In a recent article in Die Welt, Hirsi Ali analyzes the efforts of Prime Minister Recep Tayyip Erdogan and Foreign Minister Abdullah Gül to Islamicize Turkey. Rather than mount a direct attack on Atatürk’s secular legacy, which the Turkish military has defended by repeated military coups, they and other leaders of the Justice and Development Party (AKP) work in subtler ways, presenting themselves as “moderate” Islamists while appealing to the need for direct democracy in Turkey. (Michel Gurfinkiel, writing in the March 2007 issue of COMMENTARY, looks at the AKP more optimistically.)

This dissonance notwithstanding, these means are working. The AKP is undeniably popular: some 70 percent of the electorate say they would vote for Gül if the constitution were amended to allow direct elections for the influential post of president, as Prime Minister Erdogan demands. This popularity may well be the result of Turkey’s economic stabilization under Erdogan, as well as creeping Islamicization in state education and in the media. Recent mass demonstrations by Turkish secularists aside, it was only the warning of the military that persuaded Turkey’s constitutional court to rule against Gül’s nomination for the presidency.

While such direct military interference in the political and constitutional process runs counter to the letter and the spirit of the European Union (membership in which Erdogan has made the central plank of his foreign policy), Hirsi Ali condemns as “naïve” the demands of EU leaders for civilian control over the Turkish military as a condition of entry. The Europeans are, in her opinion, thereby unwittingly advancing the cause of transforming Turkey into an Islamic republic. She calls on Western liberals to recognize the unique role of the army in protecting Turkish democracy from Islam.
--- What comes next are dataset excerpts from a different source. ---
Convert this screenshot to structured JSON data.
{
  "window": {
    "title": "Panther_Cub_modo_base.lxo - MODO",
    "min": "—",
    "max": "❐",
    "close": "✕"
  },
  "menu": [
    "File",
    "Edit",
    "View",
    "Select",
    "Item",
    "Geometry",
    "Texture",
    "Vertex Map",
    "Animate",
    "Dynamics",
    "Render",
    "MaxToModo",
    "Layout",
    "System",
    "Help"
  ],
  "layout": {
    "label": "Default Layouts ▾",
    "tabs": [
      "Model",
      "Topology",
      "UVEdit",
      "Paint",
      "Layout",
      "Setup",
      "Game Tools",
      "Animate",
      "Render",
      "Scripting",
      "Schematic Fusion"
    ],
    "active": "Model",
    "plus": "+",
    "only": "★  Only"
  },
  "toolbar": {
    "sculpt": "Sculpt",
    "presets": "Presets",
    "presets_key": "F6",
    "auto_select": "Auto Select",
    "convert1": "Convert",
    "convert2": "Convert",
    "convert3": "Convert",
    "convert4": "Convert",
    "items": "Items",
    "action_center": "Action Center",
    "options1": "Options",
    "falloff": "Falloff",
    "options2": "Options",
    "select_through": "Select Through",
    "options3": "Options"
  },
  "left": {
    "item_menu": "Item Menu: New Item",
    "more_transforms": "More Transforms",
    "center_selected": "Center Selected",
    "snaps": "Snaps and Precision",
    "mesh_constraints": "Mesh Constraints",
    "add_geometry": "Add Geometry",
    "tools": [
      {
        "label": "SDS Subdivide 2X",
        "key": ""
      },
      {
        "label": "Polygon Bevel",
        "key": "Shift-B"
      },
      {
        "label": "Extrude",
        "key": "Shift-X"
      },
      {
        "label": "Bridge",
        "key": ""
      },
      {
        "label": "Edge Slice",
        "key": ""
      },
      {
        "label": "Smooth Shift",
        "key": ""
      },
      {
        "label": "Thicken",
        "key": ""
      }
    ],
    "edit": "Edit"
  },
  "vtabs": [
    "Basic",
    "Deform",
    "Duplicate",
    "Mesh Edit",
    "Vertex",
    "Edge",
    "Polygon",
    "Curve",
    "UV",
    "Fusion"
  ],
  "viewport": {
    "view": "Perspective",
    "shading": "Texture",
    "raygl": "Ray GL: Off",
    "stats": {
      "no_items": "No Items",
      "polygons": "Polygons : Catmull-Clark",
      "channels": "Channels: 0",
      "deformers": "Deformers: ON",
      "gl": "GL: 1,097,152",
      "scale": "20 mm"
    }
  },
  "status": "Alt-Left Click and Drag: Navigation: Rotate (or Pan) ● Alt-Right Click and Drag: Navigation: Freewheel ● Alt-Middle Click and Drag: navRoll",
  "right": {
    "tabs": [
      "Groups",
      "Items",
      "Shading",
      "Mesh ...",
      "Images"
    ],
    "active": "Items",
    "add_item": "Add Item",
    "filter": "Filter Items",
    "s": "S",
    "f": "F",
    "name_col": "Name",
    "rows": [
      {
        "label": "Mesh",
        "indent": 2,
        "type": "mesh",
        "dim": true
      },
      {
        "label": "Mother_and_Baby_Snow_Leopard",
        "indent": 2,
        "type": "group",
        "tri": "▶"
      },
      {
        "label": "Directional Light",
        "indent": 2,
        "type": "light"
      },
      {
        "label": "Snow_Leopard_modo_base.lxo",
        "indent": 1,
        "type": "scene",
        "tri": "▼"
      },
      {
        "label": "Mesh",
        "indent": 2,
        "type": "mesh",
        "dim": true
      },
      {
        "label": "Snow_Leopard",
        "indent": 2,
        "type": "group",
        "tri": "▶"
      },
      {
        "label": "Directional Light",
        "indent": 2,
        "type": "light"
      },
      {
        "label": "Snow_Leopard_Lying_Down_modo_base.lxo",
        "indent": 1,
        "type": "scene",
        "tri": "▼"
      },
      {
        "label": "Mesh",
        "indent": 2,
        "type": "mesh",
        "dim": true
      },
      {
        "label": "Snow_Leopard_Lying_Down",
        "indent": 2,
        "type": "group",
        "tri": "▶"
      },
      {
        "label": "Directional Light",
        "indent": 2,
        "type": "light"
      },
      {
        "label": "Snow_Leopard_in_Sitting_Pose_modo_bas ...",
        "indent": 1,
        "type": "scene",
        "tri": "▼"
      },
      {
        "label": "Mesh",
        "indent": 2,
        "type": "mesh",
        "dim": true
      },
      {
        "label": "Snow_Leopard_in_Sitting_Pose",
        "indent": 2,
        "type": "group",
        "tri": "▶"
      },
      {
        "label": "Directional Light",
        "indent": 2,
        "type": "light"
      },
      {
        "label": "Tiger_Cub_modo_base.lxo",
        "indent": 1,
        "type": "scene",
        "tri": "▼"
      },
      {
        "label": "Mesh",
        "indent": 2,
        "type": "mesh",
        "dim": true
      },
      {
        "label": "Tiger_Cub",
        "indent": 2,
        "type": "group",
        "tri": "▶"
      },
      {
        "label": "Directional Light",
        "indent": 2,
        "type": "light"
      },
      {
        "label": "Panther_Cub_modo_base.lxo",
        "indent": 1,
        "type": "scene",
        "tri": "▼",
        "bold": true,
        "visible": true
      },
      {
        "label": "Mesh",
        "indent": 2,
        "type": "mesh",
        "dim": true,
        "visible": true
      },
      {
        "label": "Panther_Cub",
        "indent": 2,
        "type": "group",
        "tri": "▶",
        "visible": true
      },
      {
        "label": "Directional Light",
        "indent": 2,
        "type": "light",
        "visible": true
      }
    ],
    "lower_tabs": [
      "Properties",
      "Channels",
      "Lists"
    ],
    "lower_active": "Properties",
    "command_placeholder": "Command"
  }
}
There is no doubt that Hirsi Ali is correct to identify this Turkish paradox—that liberty and democracy are only guaranteed by the threat of martial law. But she is also right that the liberal mindset finds such a paradox not only uncongenial, but intolerable. Most Europeans do not want Turkey to join the EU, where it would soon constitute by far the largest and youngest population. Even those who do favor Turkish entry—including the United States and Britain—insist on stripping away the political role of the army.

Seen from this perspective, the medium-term outlook for Turkey is grim. For Europe, however, the long-term outlook is even worse. As demographic trends in Europe cause Muslims to make up an ever larger proportion of the continental population, it will become impossible to resist pressure to accept an Islamist Turkey on its own terms.

Ancient Troy was sited on what is today Turkish soil. It is hard not to see Erdogan’s “moderate” Islamism as a potential Trojan horse in the heart of Western civilization.